Could you post more output? Especially the output relating to the transmit of packet packet 8452580 and beyond. And also the tx timeout register dump.
Created attachment 6682 [details] More data from the kernel log. Additional kernel output. There is no sign of TX register dumps, but that may be related to the script that removed and inserted the forcedeth after five seconds of inactivity. Please note, that I do not have console access to the machine in question, so I hope that my 1.5 GB of kernel logs do contain enough information for you to find the problem. Rmmod'ing and inserting the forcedeth module did not resolve the problem this time. Also the problem occured (reproducable) when doing an rsync from the machine. Copying large files over NFS or streaming video through the machine did not trigger the problem.

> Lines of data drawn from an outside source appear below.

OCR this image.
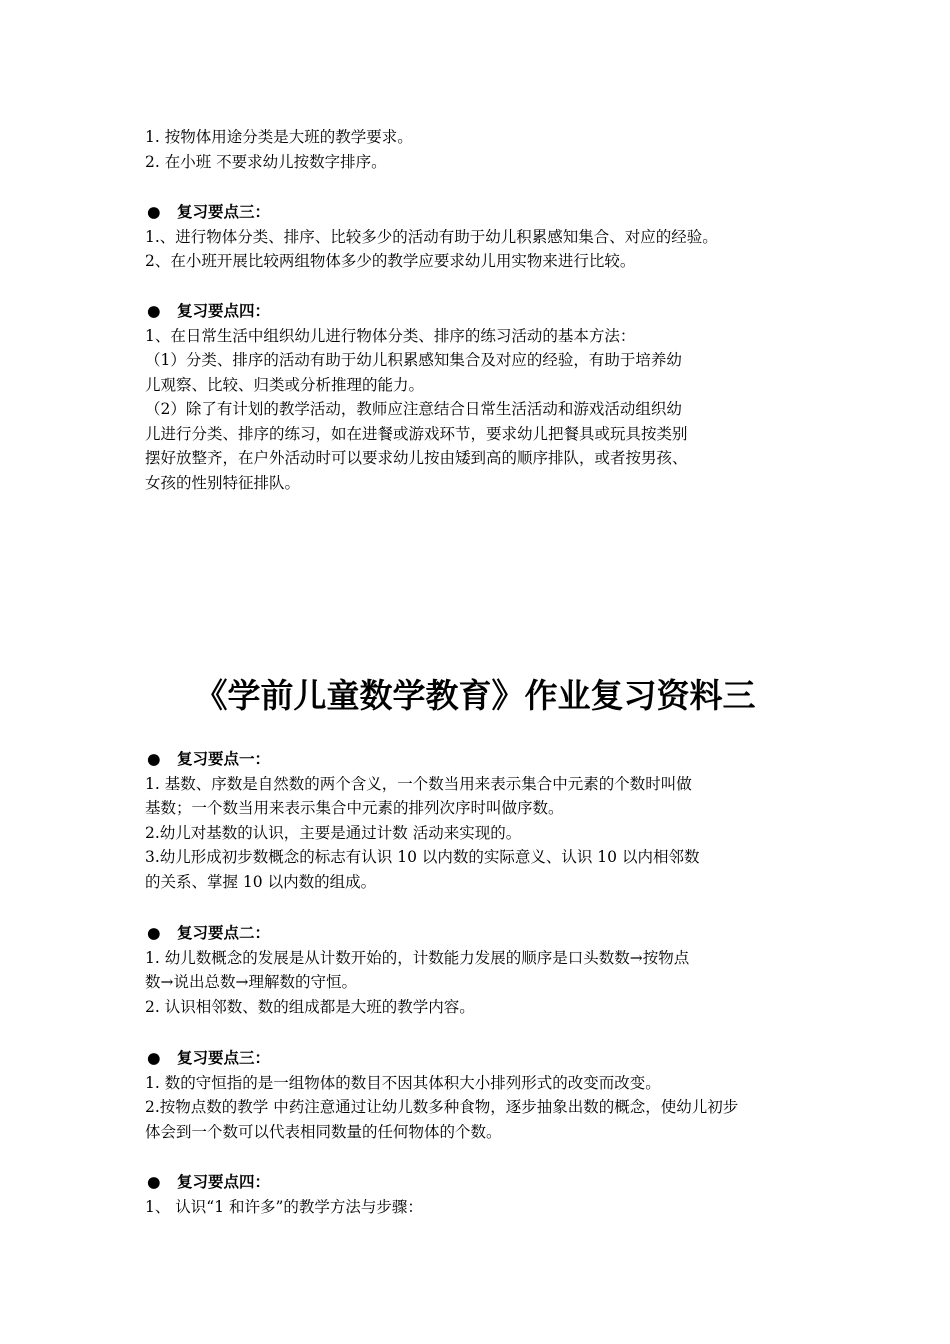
1. 按物体用途分类是大班的教学要求。
2. 在小班 不要求幼儿按数字排序。
● 复习要点三：
1.、进行物体分类、排序、比较多少的活动有助于幼儿积累感知集合、对应的经验。
2、在小班开展比较两组物体多少的教学应要求幼儿用实物来进行比较。
● 复习要点四：
1、在日常生活中组织幼儿进行物体分类、排序的练习活动的基本方法：
（1）分类、排序的活动有助于幼儿积累感知集合及对应的经验，有助于培养幼
儿观察、比较、归类或分析推理的能力。
（2）除了有计划的教学活动，教师应注意结合日常生活活动和游戏活动组织幼
儿进行分类、排序的练习，如在进餐或游戏环节，要求幼儿把餐具或玩具按类别
摆好放整齐，在户外活动时可以要求幼儿按由矮到高的顺序排队，或者按男孩、
女孩的性别特征排队。
《学前儿童数学教育》作业复习资料三
● 复习要点一：
1. 基数、序数是自然数的两个含义，一个数当用来表示集合中元素的个数时叫做
基数；一个数当用来表示集合中元素的排列次序时叫做序数。
2.幼儿对基数的认识，主要是通过计数 活动来实现的。
3.幼儿形成初步数概念的标志有认识 10 以内数的实际意义、认识 10 以内相邻数
的关系、掌握 10 以内数的组成。
● 复习要点二：
1. 幼儿数概念的发展是从计数开始的，计数能力发展的顺序是口头数数→按物点
数→说出总数→理解数的守恒。
2. 认识相邻数、数的组成都是大班的教学内容。
● 复习要点三：
1. 数的守恒指的是一组物体的数目不因其体积大小排列形式的改变而改变。
2.按物点数的教学 中药注意通过让幼儿数多种食物，逐步抽象出数的概念，使幼儿初步
体会到一个数可以代表相同数量的任何物体的个数。
● 复习要点四：
1、 认识“1 和许多”的教学方法与步骤：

Created attachment 6696 [details] Added more debug prints. Please use this new patch which has some more debug prints. Then please send me the output log. Thanks!
Created attachment 6755 [details] Kernel log with extra debug Full log, forcedeth driver patched with extra debug information.

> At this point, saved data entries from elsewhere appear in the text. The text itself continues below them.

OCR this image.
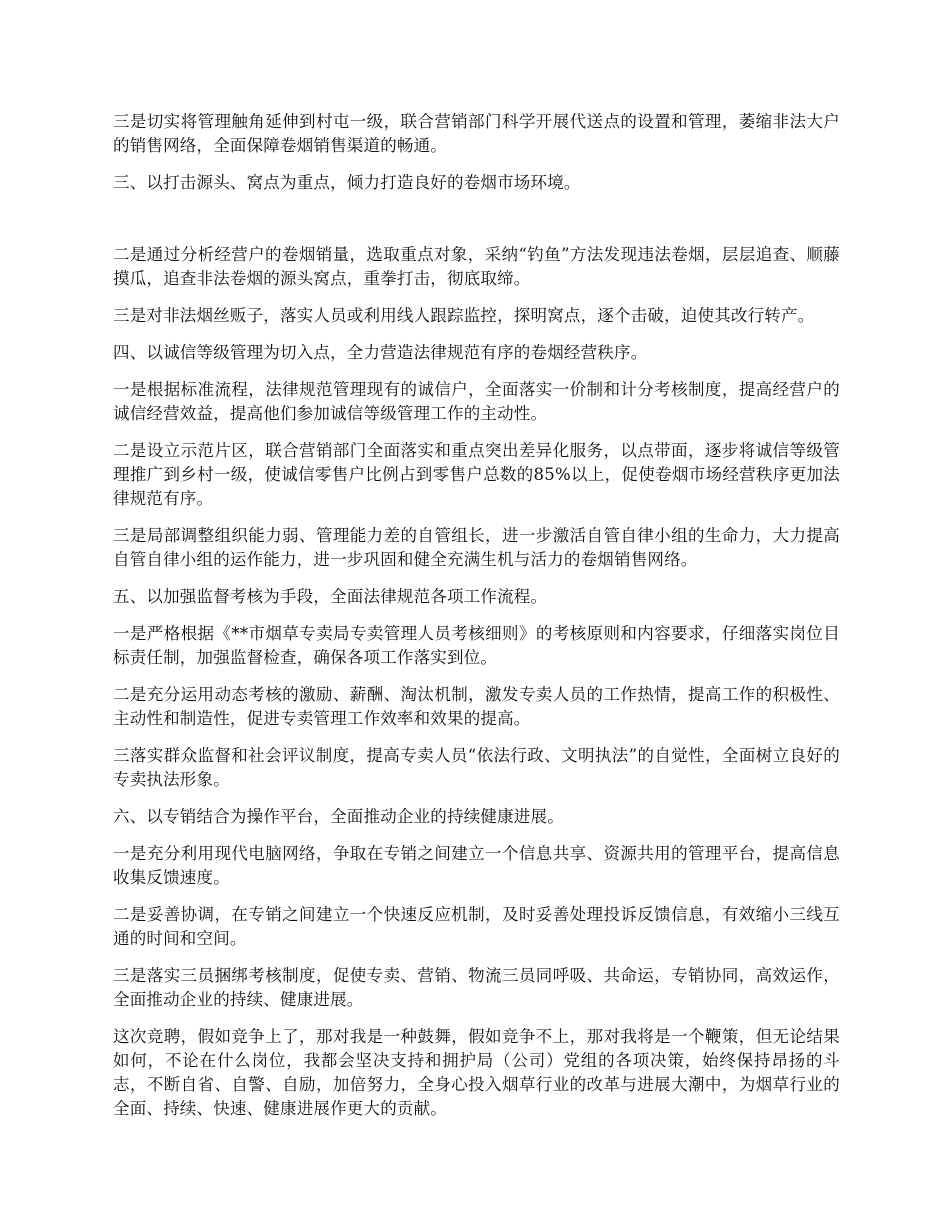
三是切实将管理触角延伸到村屯一级，联合营销部门科学开展代送点的设置和管理，萎缩非法大户的销售网络，全面保障卷烟销售渠道的畅通。

三、以打击源头、窝点为重点，倾力打造良好的卷烟市场环境。

二是通过分析经营户的卷烟销量，选取重点对象，采纳“钓鱼”方法发现违法卷烟，层层追查、顺藤摸瓜，追查非法卷烟的源头窝点，重拳打击，彻底取缔。

三是对非法烟丝贩子，落实人员或利用线人跟踪监控，探明窝点，逐个击破，迫使其改行转产。

四、以诚信等级管理为切入点，全力营造法律规范有序的卷烟经营秩序。

一是根据标准流程，法律规范管理现有的诚信户，全面落实一价制和计分考核制度，提高经营户的诚信经营效益，提高他们参加诚信等级管理工作的主动性。

二是设立示范片区，联合营销部门全面落实和重点突出差异化服务，以点带面，逐步将诚信等级管理推广到乡村一级，使诚信零售户比例占到零售户总数的85%以上，促使卷烟市场经营秩序更加法律规范有序。

三是局部调整组织能力弱、管理能力差的自管组长，进一步激活自管自律小组的生命力，大力提高自管自律小组的运作能力，进一步巩固和健全充满生机与活力的卷烟销售网络。

五、以加强监督考核为手段，全面法律规范各项工作流程。

一是严格根据《**市烟草专卖局专卖管理人员考核细则》的考核原则和内容要求，仔细落实岗位目标责任制，加强监督检查，确保各项工作落实到位。

二是充分运用动态考核的激励、薪酬、淘汰机制，激发专卖人员的工作热情，提高工作的积极性、主动性和制造性，促进专卖管理工作效率和效果的提高。

三落实群众监督和社会评议制度，提高专卖人员“依法行政、文明执法”的自觉性，全面树立良好的专卖执法形象。

六、以专销结合为操作平台，全面推动企业的持续健康进展。

一是充分利用现代电脑网络，争取在专销之间建立一个信息共享、资源共用的管理平台，提高信息收集反馈速度。

二是妥善协调，在专销之间建立一个快速反应机制，及时妥善处理投诉反馈信息，有效缩小三线互通的时间和空间。

三是落实三员捆绑考核制度，促使专卖、营销、物流三员同呼吸、共命运，专销协同，高效运作，全面推动企业的持续、健康进展。

这次竞聘，假如竞争上了，那对我是一种鼓舞，假如竞争不上，那对我将是一个鞭策，但无论结果如何，不论在什么岗位，我都会坚决支持和拥护局（公司）党组的各项决策，始终保持昂扬的斗志，不断自省、自警、自励，加倍努力，全身心投入烟草行业的改革与进展大潮中，为烟草行业的全面、持续、快速、健康进展作更大的贡献。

The attachment is a binary file.
True. As suggested by the attachment type I compressed it with bzip2 (reducing the size from 12M to 150K). I hope you can use this format. Sorry for the inconvenience.
Thanks for taking the time to generate the output. The issue is that during the stream a buffer for transmit is too big for the hardware to handle. I am working on a fix for the issue.
Jeff, can you change the assigned to field to Ayaz, as he is currently working on fixing the bug?
Created attachment 6789 [details] segmentation fix I have fixed the segmentation issue. Could you please try this patch out? Thanks.
Created attachment 6790 [details] segmentation fix Modified the patch to account for the real max size. Previous patch had my debug test size.
Patch works flawlessly - Thanks. I hope that this patch can make it into 2.6.15. The patch create a huge amount of debug output. Do you need those?
Created attachment 6793 [details] TSO fix for large buffers I have submitted this patch to netdev kernel maintainers. Jeff, can this patch be applied to 2.6.15 kernel since it is a bug fix?